In Sarajevo, they have been getting ready for the centennial commemoration of the assassination of the Archduke Franz Ferdinand. The corner where it took place has been cordoned off with barriers; all day, film crews, local and foreign, take pictures of the plaque on the wall, the graceful arched Latin bridge nearby and the long esplanade that runs along the river. By coincidence, it is also the start of Ramadan, and this most Muslim of Balkan cities is already awake most of the night with the feasts that follow the day of abstinence.
I have been here for a couple of days for a symposium organized by the Carnegie Foundation, which has spent a century working for a peaceful world. It is hard to think of a more appropriate place at such a time. This, after all, is where the First World War started.
Others at the symposium, Michael Ignatieff among them, saw Sarajevo in the 1990s when so much of it lay in ruins. With help from outside, its citizens have rebuilt their city. If you look about, though, you can easily pick out the pockmarks from bullets and find the piles of rubble that were once buildings.
(Sarajevo lies along a river valley, and its red-roofed houses climb up the hills. Serb artillery and snipers found perfect positions there from which to rain down mortar shells – 150 per day at the height – and pick off Sarajevans as they ran from corner to corner to try and find food or collect their children from schools.)
We were welcomed by the genial and imposing Grand Mufti of Sarajevo. The speakers – we were a thoroughly international mix of Bosnians, Canadians, Americans, a New Zealander, an Englishman and a Croatian – talked about war and peace. Did we offer any useful advice about how to avoid the first and keep the second? Who can tell, but we all stressed that we must never accept that either is inevitable.
What I learned in return from talking to locals is that commemorating even the far off past is difficult in the Balkans. In the Serb part of Bosnia and Serbia itself, Gavrilo Princip, the man who killed the Archduke, is widely seen as a heroic freedom fighter. Statues of him stand there and in Belgrade. In the rest of Bosnia, he is usually described as a terrorist.
Luckily, I have had some time to wander about among old Sarajevo's churches, mosques, market places, Ottoman fountains and schools, and its highly ornamented buildings from the Austrian period.

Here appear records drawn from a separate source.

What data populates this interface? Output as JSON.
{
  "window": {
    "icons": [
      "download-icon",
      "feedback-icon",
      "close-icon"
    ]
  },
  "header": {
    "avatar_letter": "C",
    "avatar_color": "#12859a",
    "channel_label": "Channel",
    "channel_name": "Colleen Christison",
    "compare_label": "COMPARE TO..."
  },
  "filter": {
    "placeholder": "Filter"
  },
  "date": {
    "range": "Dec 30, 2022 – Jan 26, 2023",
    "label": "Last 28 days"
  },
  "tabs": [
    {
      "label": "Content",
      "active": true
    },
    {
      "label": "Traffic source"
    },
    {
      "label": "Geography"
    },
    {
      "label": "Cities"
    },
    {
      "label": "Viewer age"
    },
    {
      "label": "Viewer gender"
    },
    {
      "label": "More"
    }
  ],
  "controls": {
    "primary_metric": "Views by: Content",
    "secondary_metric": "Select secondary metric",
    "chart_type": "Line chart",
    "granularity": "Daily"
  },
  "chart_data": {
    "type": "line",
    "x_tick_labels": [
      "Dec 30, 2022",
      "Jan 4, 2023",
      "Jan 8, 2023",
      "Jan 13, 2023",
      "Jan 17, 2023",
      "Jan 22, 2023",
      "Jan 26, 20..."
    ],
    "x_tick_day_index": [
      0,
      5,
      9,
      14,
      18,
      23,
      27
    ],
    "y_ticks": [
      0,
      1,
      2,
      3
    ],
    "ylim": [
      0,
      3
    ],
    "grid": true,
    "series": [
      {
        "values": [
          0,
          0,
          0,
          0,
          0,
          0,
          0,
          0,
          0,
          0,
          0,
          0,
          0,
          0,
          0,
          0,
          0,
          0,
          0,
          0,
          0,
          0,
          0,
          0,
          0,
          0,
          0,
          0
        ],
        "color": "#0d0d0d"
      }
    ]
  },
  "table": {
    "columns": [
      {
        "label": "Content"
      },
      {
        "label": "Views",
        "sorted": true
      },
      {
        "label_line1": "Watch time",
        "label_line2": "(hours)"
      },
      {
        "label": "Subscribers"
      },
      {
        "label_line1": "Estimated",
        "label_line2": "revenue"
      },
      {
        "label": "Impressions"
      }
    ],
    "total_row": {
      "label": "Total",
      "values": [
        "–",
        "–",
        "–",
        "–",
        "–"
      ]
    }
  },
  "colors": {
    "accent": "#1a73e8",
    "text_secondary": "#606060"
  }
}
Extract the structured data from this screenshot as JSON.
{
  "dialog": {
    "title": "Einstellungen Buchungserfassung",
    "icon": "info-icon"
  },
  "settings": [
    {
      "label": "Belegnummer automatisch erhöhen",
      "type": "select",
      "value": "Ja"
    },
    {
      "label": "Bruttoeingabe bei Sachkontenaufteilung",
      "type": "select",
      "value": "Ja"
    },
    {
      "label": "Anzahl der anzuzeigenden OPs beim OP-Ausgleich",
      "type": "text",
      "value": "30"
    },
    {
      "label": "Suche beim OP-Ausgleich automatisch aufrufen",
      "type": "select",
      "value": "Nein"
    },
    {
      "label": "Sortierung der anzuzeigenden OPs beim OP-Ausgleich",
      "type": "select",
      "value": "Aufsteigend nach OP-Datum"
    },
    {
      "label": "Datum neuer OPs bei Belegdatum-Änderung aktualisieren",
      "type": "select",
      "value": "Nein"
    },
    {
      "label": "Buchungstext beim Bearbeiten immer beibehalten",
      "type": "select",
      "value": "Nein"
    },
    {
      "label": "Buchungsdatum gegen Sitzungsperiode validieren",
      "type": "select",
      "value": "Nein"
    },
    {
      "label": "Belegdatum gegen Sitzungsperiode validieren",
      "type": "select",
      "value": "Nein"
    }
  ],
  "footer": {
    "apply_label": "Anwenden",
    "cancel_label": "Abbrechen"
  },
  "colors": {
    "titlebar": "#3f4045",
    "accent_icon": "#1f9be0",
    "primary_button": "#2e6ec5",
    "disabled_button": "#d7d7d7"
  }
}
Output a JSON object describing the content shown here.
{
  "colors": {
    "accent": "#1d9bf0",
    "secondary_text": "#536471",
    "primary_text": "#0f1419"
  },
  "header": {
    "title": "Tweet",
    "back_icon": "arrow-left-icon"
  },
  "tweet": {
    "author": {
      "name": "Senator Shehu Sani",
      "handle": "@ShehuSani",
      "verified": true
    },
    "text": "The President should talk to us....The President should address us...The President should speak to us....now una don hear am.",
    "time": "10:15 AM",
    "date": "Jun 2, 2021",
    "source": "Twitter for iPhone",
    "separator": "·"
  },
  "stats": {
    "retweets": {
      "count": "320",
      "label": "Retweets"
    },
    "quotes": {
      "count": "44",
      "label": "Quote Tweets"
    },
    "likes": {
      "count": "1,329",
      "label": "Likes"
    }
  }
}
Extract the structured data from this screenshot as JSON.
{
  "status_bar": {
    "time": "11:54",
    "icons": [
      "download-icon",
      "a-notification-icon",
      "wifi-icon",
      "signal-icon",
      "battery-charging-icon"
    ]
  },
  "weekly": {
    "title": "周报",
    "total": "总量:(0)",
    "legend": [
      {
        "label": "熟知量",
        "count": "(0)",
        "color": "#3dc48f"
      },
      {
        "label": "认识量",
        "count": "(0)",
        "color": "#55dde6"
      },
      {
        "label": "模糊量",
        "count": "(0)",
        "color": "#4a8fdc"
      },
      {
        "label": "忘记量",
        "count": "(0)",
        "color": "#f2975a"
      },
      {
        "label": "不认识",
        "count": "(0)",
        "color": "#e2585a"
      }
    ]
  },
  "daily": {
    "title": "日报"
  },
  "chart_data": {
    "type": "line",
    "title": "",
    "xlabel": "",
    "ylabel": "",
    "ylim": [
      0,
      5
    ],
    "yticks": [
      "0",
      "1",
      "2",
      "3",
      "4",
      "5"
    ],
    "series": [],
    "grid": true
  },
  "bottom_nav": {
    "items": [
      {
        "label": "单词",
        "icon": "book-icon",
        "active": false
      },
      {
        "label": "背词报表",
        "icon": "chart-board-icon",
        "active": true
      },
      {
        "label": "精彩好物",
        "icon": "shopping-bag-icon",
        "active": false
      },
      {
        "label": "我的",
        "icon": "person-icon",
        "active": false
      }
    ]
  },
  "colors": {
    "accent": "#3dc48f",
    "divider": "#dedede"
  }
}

I saw the former city hall where the Archduke went after a bomb exploded under the car behind his as they drove in a procession through Sarajevo on June 28, 1914. The old hall is now the National Library. In the fighting in the 1990s, Serb incendiary bombs set it on fire and much of Sarajevo's history went up in flames. A notice proudly proclaims that the library has been rebuilt, a tribute to Sarajevo's determination to survive. I also stood where the Archduke's car made that fatal wrong turning as it was leaving the city hall afterward, and headed by chance to where Princip happened to be standing.
I sat for some minutes in a café and drank the excellent local beer and watched people wandering by. They were doing what people do on a lovely sunny afternoon – shopping, bumping into friends and chatting. A tiny girl ran by followed by an anxious grandfather. Everyone was in summer clothes. The women tripped along on high-heeled sandals, a few wearing head scarves, but rather jaunty ones.
They were all getting on with life, but I could not help wondering what they would have been doing 20 years ago during Sarajevo's agony. I also thought – and certainly not for the first time – how much I loathe those who would divide us all up into mutually hating groups. On Saturday night (June 28), the Vienna Philharmonic will give a concert in the Town Hall. It's a good gesture.
Margaret MacMillan is the author of The War That Ended Peace: The Road to 1914 and the Warden of St Antony's College at Oxford University.